Despite the bravado in the city, the mood was dire Sunday at a rebel checkpoint on the outskirts of Donetsk.
"We will fight to the end because we have nowhere left to retreat," said one of the masked fighters, a 32-year-old former coal miner who would give only his first name, Artyom, due to fears of retaliation.
"I don't want to fall into the hands of the Ukrainian authorities, those fascists."
He said the insurgents still hope for help from Russia "but the hope grows weaker with every day."
Ukraine and the West have accused Russia of fomenting the insurgency by sending troops and weapons, including tanks and rocket launchers.
Moscow has denied providing soldiers or military equipment, saying that Russians fighting in the east are private citizens.
The insurgents have shot down Ukrainian aircraft, but the military has a clear superiority in firepower.
Rebel leaders have pleaded with the Kremlin for military assistance, and some prominent Russian nationalists have taunted President Vladimir Putin for failing to send troops to the Russian-speaking area.

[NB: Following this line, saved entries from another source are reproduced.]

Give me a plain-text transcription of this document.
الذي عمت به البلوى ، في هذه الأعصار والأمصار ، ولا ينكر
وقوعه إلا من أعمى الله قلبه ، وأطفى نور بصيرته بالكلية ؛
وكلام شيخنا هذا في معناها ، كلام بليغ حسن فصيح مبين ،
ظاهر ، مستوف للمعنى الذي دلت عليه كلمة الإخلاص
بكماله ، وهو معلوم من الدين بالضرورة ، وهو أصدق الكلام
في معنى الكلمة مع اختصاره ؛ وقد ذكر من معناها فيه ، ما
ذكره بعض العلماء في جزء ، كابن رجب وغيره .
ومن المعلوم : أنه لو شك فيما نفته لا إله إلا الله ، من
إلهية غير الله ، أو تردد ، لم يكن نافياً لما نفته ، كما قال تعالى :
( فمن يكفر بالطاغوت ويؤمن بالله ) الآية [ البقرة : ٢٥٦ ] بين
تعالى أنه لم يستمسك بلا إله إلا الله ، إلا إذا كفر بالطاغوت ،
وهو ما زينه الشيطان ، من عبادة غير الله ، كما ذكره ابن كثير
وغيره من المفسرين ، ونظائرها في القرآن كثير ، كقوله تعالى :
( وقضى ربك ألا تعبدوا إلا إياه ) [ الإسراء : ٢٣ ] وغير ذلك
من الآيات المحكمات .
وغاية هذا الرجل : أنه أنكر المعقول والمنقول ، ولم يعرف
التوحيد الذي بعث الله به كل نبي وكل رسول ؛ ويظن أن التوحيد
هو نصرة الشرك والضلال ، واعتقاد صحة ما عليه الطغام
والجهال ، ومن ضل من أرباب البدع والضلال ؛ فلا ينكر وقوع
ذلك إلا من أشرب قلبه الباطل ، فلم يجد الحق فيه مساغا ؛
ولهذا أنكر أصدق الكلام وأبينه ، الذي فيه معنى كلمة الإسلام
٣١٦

Putin has so far resisted, wary of having more Western sanctions slapped on Russia.
Nina Yakovleva, a 45-year-old accountant and resident of Donetsk, said she expected nothing good to come of the convergence of rebels in the city.
"We are afraid that Donetsk will be left in ruins like Slavyansk," she said.
"The rebels have brought us war and fear."
Pro-Russia insurgents also have been fighting Ukrainian troops in the neighboring Luhansk region, which, like Donetsk, sits along the border with Russia.
The insurgency began in mid-April after the ouster of Ukraine's pro-Moscow president in February and Russia's annexation of Crimea in March.